Alors même qu’elle vient à peine de franchir la porte et de pénétrer dans l’appartement, Victoria ne peut s’empêcher de se précipiter sur lui. Ce n’est pourtant pas son habitude, de l’embrasser à pleine bouche dès qu’elle rentre, de l’entraîner contre la table qui trône au milieu du salon, de lui ôter ses vêtements à la hâte, de se débarrasser des siens tout aussi rapidement et de lui dire, en lieu et place du traditionnel « bonjour, mon amour, as-tu passé une bonne journée ? », un « j’ai envie de toi prends-moi là tout de suite » dépourvu tout autant de ponctuation que d’envie de préliminaires langoureux.
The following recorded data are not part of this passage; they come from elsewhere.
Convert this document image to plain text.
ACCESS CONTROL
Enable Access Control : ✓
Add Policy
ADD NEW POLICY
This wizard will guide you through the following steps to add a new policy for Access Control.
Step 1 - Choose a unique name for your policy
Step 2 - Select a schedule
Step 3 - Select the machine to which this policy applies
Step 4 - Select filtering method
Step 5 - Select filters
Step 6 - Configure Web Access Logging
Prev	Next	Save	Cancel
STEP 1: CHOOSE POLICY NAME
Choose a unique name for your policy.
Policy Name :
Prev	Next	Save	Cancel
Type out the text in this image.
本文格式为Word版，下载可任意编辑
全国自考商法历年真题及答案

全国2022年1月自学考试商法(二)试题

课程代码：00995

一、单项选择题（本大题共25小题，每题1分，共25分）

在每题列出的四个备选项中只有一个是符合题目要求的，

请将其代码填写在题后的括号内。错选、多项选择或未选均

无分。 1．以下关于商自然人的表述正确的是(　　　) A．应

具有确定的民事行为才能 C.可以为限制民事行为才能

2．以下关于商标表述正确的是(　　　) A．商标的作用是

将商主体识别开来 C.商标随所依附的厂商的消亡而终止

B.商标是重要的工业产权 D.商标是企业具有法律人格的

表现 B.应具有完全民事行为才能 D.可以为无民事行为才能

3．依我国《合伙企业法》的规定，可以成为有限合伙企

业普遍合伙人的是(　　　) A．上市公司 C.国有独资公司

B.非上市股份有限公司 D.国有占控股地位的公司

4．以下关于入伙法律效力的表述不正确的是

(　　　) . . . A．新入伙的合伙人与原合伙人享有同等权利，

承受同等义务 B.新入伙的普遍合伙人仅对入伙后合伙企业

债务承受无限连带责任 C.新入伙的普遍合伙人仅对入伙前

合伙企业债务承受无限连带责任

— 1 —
En même temps qu’elle lui susurre ces paroles dont la crudité, admettons-le, est tout à fait apte à susciter un embrasement spontané des sens chez une majorité d’hommes, elle lui lance un regard incandescent qui ne peut pas laisser insensible la minorité restante. Aussi Vincent s’empresse-t-il d’obéir à l’injonction de sa compagne. Ses premiers coups de reins font gémir la jeune femme et les joints de la table. À peine quelques minutes plus tard, on peut discerner des cris aigus et des râles une octave en-dessous, rythmés par les pulsations à intervalles réguliers de la table qui a fini par se retrouver contre la fenêtre. Comme cette dernière est entrouverte, on peut aussi entendre, en fond sonore, le tumulte des véhicules qui circulent à vive allure sur le boulevard Haussmann. Mais comme Victoria et Vincent sont tous deux bien occupés, ils n’y accordent aucune attention. Pourtant, en prêtant bien l'oreille, ils pourraient s’amuser à distinguer les bruits issus de puissantes berlines de ceux, moins vrombissants, des voitures plus familiales. Ils percevraient même, par moments, des sons de pots d’échappement à la validité douteuse. Il faut croire que ces subtilités ne les intéressent pas le moins du monde. Elle jouit très vite. Il ne tarde pas à l’imiter, ce qu’elle trouve très poli.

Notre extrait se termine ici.